- Python 3.6+
- FFmpeg
- [Tensorflow 1.8](https://www.tensorflow.org/install/, "tensorflow-gpu would be better" https://www.tensorflow.org/install/gpu)
- youtube-dl
- If you don't have any datasets, go to https://www.kaggle.com/zldzmfoq12/korean-voice, https://www.kaggle.com/bryanpark/korean-single-speaker-speech-dataset and download datasets.
pip3 install -r requirements.txt
python -c "import nltk; nltk.download('punkt')
After preparing prerequisites, install tensorflow(or tensorflow-gpu)
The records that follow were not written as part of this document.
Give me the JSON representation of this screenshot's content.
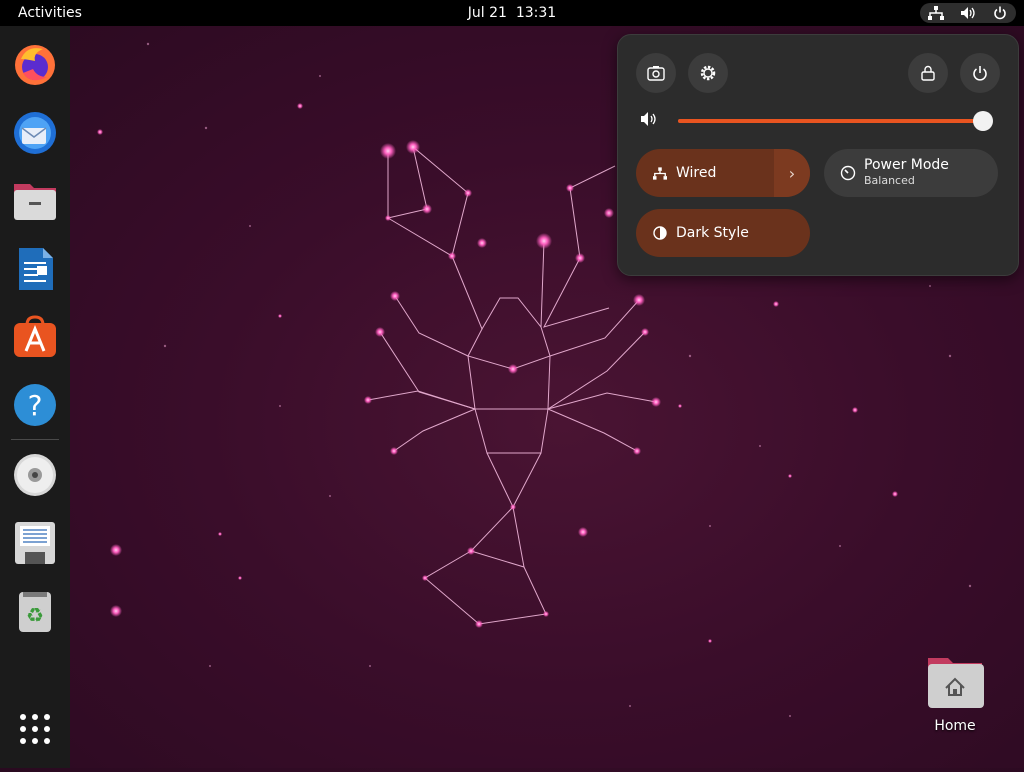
{
  "topbar": {
    "activities_label": "Activities",
    "date": "Jul 21",
    "time": "13:31",
    "tray_icons": [
      "network-wired-icon",
      "speaker-icon",
      "power-icon"
    ]
  },
  "dock": {
    "items": [
      {
        "name": "firefox-icon"
      },
      {
        "name": "thunderbird-icon"
      },
      {
        "name": "files-icon"
      },
      {
        "name": "libreoffice-writer-icon"
      },
      {
        "name": "app-center-icon"
      },
      {
        "name": "help-icon"
      },
      {
        "name": "disc-icon"
      },
      {
        "name": "floppy-installer-icon"
      },
      {
        "name": "trash-icon"
      },
      {
        "name": "show-apps-grid-icon"
      }
    ]
  },
  "quick_settings": {
    "buttons": [
      "screenshot-icon",
      "settings-icon",
      "lock-icon",
      "power-icon"
    ],
    "volume": {
      "icon": "speaker-icon",
      "level": 0.998
    },
    "wired": {
      "label": "Wired",
      "active": true
    },
    "power_mode": {
      "title": "Power Mode",
      "subtitle": "Balanced",
      "active": false
    },
    "dark_style": {
      "label": "Dark Style",
      "active": true
    }
  },
  "desktop": {
    "home_label": "Home"
  },
  "colors": {
    "accent": "#e95420",
    "active_pill": "#6a321c",
    "panel_bg": "#2c2c2c",
    "wallpaper": "#3a0d2a"
  }
}
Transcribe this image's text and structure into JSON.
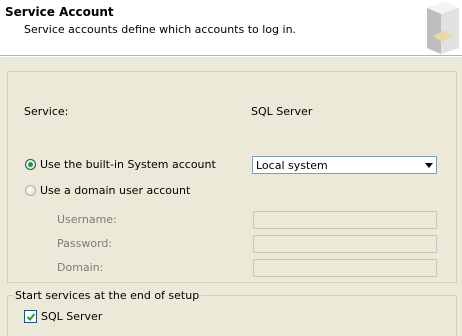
{
  "header": {
    "title": "Service Account",
    "subtitle": "Service accounts define which accounts to log in."
  },
  "service": {
    "label": "Service:",
    "value": "SQL Server"
  },
  "account": {
    "builtin_label": "Use the built-in System account",
    "builtin_selected": true,
    "domain_label": "Use a domain user account",
    "domain_selected": false,
    "system_account_select": "Local system"
  },
  "domain_fields": {
    "username_label": "Username:",
    "username_value": "",
    "password_label": "Password:",
    "password_value": "",
    "domain_label": "Domain:",
    "domain_value": ""
  },
  "startup": {
    "group_title": "Start services at the end of setup",
    "sql_server_label": "SQL Server",
    "sql_server_checked": true
  },
  "colors": {
    "radio_dot": "#21a121",
    "checkmark": "#21a121",
    "dialog_bg": "#ece9d8"
  }
}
Follow below commands. (explain with channel1
dataset)
-
Download speech(or video) and text.
youtube-dl --download-archive downloaded.txt --no-overwrites -ic -o "./datasets/channel1/audio/%(id)s.%(ext)s" --yes-playlist --extract-audio --audio-format wav --audio-quality 0 --socket-timeout 5 "youtube channel url" python3 -m caption --channels=channel1,channel2,channel3
-
Segment all audios on silence.
python3 -m audio.split --audio_pattern "./datasets/channel1/audio/*.wav"
-
Finally, generated numpy files which will be used in training.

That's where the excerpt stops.